The submersible pump is a particular type of centrifugal pump used to move fluids from one point to another or to favor their ascent to the surface.

This hydraulic device can be used, for example, to empty a flooded area, but also to empty or fill a swimming pool or recover and bring to the surface the water contained in a well.

Modern centrifugal pumps represent, both in domestic and industrial environments, valid solutions for moving a quantity of liquids in a given period of time, this ability can vary depending on the brand and the pumping power parameters.

It’s therefore very important to choose the type of submersible pump, depending on the various use contexts. Since a certain pump model could serve a purpose, but be completely useless for a different one.

For this reason JAES is able to provide the best advice on choosing the most suitable immersion pump, thanks to the wide range of models available in its online catalog.

Immersion pumps are very efficient. They are self-priming, but above all, they are not subject to CAVITATION, that is to say, they do not create steam bubbles inside them, which could compromise their functioning.

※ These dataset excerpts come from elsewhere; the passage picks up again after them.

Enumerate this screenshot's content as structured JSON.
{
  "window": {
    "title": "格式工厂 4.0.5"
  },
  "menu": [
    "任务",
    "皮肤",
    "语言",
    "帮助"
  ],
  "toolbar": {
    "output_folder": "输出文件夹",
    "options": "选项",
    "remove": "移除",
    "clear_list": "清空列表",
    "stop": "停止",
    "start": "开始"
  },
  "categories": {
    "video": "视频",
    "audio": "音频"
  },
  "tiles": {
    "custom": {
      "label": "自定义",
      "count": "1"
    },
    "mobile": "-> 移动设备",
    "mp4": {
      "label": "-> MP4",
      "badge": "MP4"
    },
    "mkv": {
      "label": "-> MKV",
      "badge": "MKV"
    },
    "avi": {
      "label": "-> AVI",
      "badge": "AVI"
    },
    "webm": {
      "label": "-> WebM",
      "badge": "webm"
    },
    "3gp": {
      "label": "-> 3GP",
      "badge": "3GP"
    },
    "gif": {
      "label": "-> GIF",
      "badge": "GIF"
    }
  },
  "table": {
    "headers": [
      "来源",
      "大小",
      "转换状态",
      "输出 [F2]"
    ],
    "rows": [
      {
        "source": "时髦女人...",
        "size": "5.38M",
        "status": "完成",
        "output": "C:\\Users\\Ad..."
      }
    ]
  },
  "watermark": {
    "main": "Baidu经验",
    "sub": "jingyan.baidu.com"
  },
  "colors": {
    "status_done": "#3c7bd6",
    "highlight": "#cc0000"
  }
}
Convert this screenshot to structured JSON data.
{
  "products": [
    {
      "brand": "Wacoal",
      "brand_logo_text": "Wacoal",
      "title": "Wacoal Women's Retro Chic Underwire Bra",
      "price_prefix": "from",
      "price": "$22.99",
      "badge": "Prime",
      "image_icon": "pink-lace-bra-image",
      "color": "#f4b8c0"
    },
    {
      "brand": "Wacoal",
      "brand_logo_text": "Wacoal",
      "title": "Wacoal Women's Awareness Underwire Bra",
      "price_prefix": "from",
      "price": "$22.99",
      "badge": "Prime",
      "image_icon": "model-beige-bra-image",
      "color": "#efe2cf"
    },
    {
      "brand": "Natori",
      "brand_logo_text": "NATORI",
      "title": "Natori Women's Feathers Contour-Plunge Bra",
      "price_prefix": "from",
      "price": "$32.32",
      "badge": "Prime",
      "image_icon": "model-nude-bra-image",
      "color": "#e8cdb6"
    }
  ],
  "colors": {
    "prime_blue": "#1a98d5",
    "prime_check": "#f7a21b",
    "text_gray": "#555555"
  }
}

As in the case of the centrifugal pump, the immersion pump is also equipped with impellers, which pushes the liquid outwards thanks to their blades, which create the necessary centrifugal force to increase the speed of the liquid and thus create the right pressure within the pump body.

Usually the submersible pumps are equipped with BACKWARD-CURVED IMPELLERS.

In this model an induction motor control the rotation of a single shaft, to which many other impellers are connected.

The fluid flows through the eye of the impeller, that’s because the rotating impeller imparts a centrifugal force on the fluid in between the impeller blades. This centrifugal force pushes the fluid radially outward, leaving an empty void at the center. This void translates to low pressure at the eye of the impeller, which the surrounding fluid tries to equalize by rushing into that space.

Now, the outgoing fluid will have to flow efficiently through the second impeller. For this reason, a DIFFUSER is used to create an axial flow motion, which is the movement of the fluid in an up and down, cyclic pattern.

The diffuser makes the fluid ready to flow into the next impeller, by deflecting its inlet flow.

Thanks to a series of impellers and diffusers connected one to each other through the shaft, the fluid in question is able to multiply its pressure at each step. This is why submersible pumps usually have a very high PRESSURE HEAD.
A NON SLAM CHECK VALVE placed at the end of the series of impellers and diffusers, collects the pumped fluid. Thus avoiding the so call “Hydraulic shock”.

Hydraulic shock or Water Hammer occurs when a fluid in motion is suddenly forced to stop or change its direction. This phenomenon commonly occurs when a valve closes suddenly at an end of a pipeline system, and a pressure wave propagates in the pipe.

The non slam scheck valve helps to reduce this hydraulic phenomenon which is widespread during high-altitude pumping.

As we already said, an induction motor provides the prime mover of the submersible pump by transferring the rotary motion through the shaft, and then to the series of impellers.

Inside the induction motor, the STATOR provides electricity, which can be single-phase or three-phase.
While a water or oil cooling system provides to lower the temperature, since these types of engine produces a lot of heat during their operation.

A small impeller placed at the bottom of the engine ensures a continuous circular flow of the coolant.
The continuous flow of coolant inside the engine, prevents the motor from overheating.

Submersible pumps are self-priming, which means that they are completely immersed in the fluid, which they are going to pump.

Another positive feature of this type of pump, is its ability to avoid the CAVITATION, a phenomenon in which rapid changes of pressure in a liquid lead to the formation of small vapor-filled cavities, in places where the pressure is relatively low.

Being completely immersed, the submersible pump pushes the fluid instead of pulling it. This helps to reduce the possibility of having a negative HEAD PRESSURE VALUE, and consequently to avoid CAVITATION.

Thanks to their flow rate characteristics, the high head pressure, and the advantage of being completely immersed in the fluid, submersible pumps are ideal tools for: firefighting, drilling wells and oil extraction.

They represent one of the most versatile and adaptable artificial lift method, useful in many oil production plants, where a reservoir no longer has sufficient energy to naturally produce at economic rates or to boost early production to improve financial performance.

The absence of narrow flow regions in the impeller and diffuser sections, makes the submersible pump the ideal choice for lifting highly viscous fluids and wastewater pumping.